Ontario's total daily number of new cases headed on an upward trend from May 10. A closer look at the data shows a disproportionate share of those new cases is found in the five Greater Toronto Area public health units.

Of the 3,931 infections that have happened in Ontario since May 10, the GTA's public health units account for 3,054, or roughly 78 per cent.

The growth in new cases in Ontario since early May "is primarily a Toronto problem," Dr. Alon Vaisman, an infectious disease physician at the University Health Network, said in an interview with CBC News.

"Other parts of southern Ontario, and especially northern Ontario, haven't seen rising numbers. Mostly, it's been a decline."

Vaisman urged provincial officials to look far more closely at the specifics of the data to craft the best pandemic response.

"If you go more deeply and you see a rise of cases in a certain demographic, either old or young, or certain regions, or certain profession, then you could really just tailor your approach to that problem," he said.

"If all you know is that it's a lot of cases in Toronto, it doesn't make much sense that in Kingston they should be shutting down parks."

The province's database on Tuesday showed 4,110 infections as "not resolved," meaning that the person is still considered infectious. The GTA's public health units account for 3,171 of those active cases, or roughly 77 per cent.
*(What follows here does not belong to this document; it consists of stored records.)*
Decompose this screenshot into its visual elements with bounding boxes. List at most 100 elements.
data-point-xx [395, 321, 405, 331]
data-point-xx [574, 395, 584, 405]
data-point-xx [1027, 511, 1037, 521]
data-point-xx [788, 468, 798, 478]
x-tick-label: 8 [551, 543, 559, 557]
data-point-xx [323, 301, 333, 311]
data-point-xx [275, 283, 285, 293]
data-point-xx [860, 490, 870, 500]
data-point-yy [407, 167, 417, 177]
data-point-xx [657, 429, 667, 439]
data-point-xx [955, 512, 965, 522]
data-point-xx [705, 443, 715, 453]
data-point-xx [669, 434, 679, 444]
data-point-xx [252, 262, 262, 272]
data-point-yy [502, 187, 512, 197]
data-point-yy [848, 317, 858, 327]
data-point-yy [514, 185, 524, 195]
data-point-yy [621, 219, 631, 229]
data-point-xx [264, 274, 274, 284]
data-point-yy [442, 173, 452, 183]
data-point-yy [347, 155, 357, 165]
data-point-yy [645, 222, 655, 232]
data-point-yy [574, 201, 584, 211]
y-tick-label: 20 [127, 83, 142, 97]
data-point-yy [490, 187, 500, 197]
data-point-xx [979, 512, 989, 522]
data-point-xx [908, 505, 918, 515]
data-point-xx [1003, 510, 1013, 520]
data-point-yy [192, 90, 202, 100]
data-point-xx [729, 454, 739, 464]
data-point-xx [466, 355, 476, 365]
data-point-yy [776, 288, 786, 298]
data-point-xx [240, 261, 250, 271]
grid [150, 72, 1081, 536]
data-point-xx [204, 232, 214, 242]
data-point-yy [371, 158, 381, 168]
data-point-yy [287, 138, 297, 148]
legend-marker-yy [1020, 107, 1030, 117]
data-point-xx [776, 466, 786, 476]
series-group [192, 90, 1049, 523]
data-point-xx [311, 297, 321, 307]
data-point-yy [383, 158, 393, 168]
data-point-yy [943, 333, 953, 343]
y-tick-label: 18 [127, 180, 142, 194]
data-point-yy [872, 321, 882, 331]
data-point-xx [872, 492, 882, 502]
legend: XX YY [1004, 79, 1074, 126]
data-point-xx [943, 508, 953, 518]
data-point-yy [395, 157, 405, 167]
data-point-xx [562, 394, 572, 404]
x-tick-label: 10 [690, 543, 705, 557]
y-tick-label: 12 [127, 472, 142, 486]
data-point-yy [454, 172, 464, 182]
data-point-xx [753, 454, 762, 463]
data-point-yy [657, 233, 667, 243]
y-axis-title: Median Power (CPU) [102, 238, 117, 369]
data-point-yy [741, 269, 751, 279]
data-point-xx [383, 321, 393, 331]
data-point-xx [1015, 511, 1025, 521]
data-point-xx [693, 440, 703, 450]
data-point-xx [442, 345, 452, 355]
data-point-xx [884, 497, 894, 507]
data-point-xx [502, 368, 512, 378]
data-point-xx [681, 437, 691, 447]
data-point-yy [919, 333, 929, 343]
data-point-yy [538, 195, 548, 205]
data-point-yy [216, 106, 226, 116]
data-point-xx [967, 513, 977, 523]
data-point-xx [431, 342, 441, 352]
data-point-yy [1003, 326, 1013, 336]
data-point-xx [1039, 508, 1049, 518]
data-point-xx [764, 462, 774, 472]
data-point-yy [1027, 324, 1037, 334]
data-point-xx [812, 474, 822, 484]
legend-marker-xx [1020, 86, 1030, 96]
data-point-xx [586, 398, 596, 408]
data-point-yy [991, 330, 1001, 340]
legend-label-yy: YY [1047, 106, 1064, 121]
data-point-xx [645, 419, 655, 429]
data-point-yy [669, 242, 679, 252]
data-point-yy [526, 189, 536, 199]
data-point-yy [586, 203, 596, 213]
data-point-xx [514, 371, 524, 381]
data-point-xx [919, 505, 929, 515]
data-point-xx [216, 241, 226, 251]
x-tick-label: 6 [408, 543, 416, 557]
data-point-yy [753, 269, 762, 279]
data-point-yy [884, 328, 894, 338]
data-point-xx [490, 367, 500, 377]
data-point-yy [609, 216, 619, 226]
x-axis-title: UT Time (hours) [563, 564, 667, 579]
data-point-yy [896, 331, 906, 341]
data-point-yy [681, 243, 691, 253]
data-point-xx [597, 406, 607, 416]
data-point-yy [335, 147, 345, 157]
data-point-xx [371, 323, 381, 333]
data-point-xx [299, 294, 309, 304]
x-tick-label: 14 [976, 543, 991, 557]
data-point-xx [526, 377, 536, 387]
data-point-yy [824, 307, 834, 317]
Outside the GTA, only a few urban areas continue to see a significant number of new cases. The Ottawa, Hamilton and Windsor-Essex public health units together with the GTA account for roughly 90 per cent of the province's new infections since May 10.

That's why a range of experts is suggesting Ontario's public health leadership focus its response more tightly on hot spots and consider allowing parts of the province that are largely unaffected to resume their economic activity more quickly.
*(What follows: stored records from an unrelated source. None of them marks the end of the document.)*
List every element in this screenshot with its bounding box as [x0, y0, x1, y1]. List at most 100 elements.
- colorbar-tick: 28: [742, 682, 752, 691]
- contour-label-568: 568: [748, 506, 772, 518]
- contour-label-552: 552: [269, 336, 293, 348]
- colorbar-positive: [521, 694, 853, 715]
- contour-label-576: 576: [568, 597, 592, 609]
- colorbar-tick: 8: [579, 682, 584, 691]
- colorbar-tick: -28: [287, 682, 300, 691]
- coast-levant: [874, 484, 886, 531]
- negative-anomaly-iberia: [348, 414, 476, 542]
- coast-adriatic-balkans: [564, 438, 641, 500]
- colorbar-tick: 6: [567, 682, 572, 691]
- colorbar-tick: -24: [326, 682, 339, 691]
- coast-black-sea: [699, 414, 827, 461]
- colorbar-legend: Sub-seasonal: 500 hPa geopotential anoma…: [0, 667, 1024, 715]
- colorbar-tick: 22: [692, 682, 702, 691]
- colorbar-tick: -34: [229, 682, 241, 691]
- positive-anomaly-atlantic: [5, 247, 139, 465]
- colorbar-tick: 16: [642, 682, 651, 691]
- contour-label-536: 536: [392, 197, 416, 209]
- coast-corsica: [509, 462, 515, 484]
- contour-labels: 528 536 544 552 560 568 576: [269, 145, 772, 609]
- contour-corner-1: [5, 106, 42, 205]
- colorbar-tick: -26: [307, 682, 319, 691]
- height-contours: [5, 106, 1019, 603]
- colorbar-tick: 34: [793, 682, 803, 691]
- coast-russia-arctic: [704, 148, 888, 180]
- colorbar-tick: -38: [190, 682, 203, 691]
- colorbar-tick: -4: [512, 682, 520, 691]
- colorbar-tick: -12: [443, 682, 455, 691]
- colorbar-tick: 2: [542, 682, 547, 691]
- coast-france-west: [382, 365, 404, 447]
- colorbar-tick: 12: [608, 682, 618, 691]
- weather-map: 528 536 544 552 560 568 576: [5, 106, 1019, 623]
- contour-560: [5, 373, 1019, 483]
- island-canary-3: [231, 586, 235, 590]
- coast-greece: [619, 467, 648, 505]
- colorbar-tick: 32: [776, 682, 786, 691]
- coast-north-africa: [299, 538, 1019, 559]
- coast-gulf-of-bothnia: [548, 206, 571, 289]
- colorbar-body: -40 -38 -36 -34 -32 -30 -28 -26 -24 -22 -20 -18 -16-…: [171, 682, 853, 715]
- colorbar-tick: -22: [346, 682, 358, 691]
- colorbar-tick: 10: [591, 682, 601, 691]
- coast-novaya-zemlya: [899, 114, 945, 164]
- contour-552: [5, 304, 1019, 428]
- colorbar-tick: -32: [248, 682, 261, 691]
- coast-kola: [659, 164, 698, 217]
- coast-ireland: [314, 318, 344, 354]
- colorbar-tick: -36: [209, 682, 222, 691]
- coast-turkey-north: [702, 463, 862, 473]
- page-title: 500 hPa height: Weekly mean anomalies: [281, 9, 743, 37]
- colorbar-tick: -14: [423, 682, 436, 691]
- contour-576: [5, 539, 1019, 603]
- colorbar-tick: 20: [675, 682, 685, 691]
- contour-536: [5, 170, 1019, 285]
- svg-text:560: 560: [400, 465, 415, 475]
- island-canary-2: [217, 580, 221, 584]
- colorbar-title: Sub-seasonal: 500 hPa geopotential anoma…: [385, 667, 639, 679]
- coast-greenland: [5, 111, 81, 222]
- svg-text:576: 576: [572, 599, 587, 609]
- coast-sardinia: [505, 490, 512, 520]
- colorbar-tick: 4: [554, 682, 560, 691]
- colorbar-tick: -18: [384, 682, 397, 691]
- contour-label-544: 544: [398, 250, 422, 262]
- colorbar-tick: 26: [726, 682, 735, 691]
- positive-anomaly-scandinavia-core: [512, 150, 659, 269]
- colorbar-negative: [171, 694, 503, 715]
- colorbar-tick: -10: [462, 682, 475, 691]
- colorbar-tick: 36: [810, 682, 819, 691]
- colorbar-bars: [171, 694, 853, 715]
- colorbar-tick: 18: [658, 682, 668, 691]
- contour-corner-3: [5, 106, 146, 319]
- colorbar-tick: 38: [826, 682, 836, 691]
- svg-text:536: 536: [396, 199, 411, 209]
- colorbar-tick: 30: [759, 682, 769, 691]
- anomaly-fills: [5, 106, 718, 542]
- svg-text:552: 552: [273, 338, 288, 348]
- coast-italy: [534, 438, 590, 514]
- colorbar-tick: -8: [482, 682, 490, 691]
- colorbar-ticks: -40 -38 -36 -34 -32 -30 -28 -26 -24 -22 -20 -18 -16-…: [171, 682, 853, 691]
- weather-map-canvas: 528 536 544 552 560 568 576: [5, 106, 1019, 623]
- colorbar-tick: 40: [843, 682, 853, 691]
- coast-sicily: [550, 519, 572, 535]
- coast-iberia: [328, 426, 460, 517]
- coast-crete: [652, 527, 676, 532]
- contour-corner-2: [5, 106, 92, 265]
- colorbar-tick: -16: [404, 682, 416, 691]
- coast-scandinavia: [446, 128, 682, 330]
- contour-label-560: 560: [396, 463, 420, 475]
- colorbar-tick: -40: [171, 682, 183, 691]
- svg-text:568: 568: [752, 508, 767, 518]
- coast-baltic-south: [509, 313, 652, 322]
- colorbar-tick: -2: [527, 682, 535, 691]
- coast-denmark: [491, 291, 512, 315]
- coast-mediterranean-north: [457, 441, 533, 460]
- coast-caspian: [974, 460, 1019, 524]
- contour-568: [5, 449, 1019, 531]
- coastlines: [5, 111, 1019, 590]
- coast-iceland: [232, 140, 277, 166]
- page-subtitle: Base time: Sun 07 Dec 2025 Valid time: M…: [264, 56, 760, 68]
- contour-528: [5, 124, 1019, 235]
That's the kind of approach being taken by Premiers François Legault in Quebec and Jason Kenney of Alberta. They are keeping restrictions in place longer in the hardest-hit parts of their provinces. In Quebec, that's the Montreal area, while in Alberta, it's the cities of Calgary and Brooks.
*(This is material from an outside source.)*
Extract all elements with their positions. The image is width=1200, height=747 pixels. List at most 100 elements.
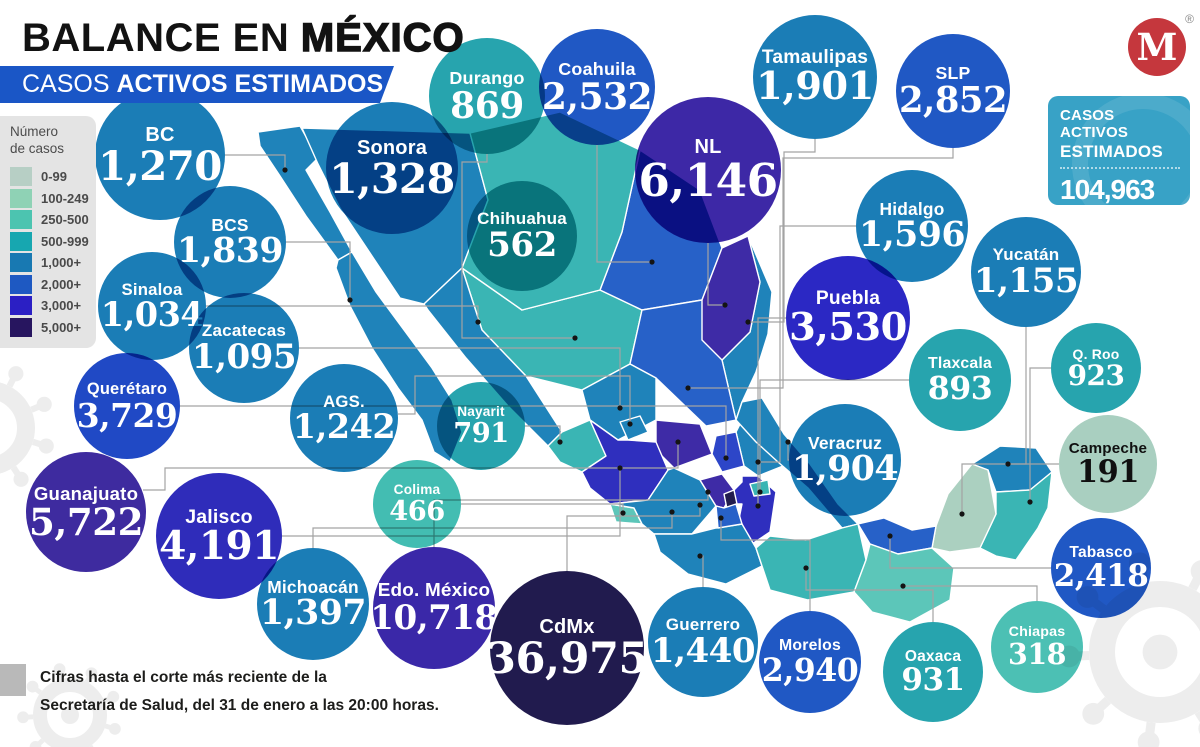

"Ontario is very diverse, so it doesn't make sense to have a policy that applies to the entire province if the entire province is not being affected," Dr. Jeff Kwong, an epidemiologist at the University of Toronto's Dalla Lana School of Public Health, said in an interview with CBC News.

"The policies that you bring into place in areas like the GTA could be different from, let's say, Sault Ste. Marie or Sudbury."

Lockdowns could look different from region to region, or reopening could occur at different stages in different regions, said Dr. Lauren Lapointe-Shaw, an epidemiologist with the University Health Network.

But that's not the approach favoured by Dr. David Williams, Ontario's chief medical officer of health.

"Let's say hairstyling in one [public health unit] is open and the others [are] not. So then everybody in this one just drives over, gets their hairstyle in that one, and so you bring all those infections over there," Williams said Tuesday during his daily news briefing.

Despite acknowledging the existence of COVID-19 "hot spots" in parts of the province, Premier Ford has rejected anything other than a pan-Ontario formula for imposing and easing the province's semi-lockdown.

"We need to stick together. We need to work together as a province," Ford said Wednesday during a news conference. "Why make a big divide now when we're getting through this?"

Asked about the prospect of relaxing restrictions in less-affected parts of Ontario, Ford said, "People travel. Cottage country can see on a long weekend half a million cottagers go up to cottage country, coming from the city, coming from the GTA."

Local public health units have discretion to impose tighter restrictions than mandated by the province, Health Minister Christine Elliott said Wednesday.

She said the government is getting "very important" information from local medical officers of health that will help guide the province in deciding when to move to the next stage of easing restrictions.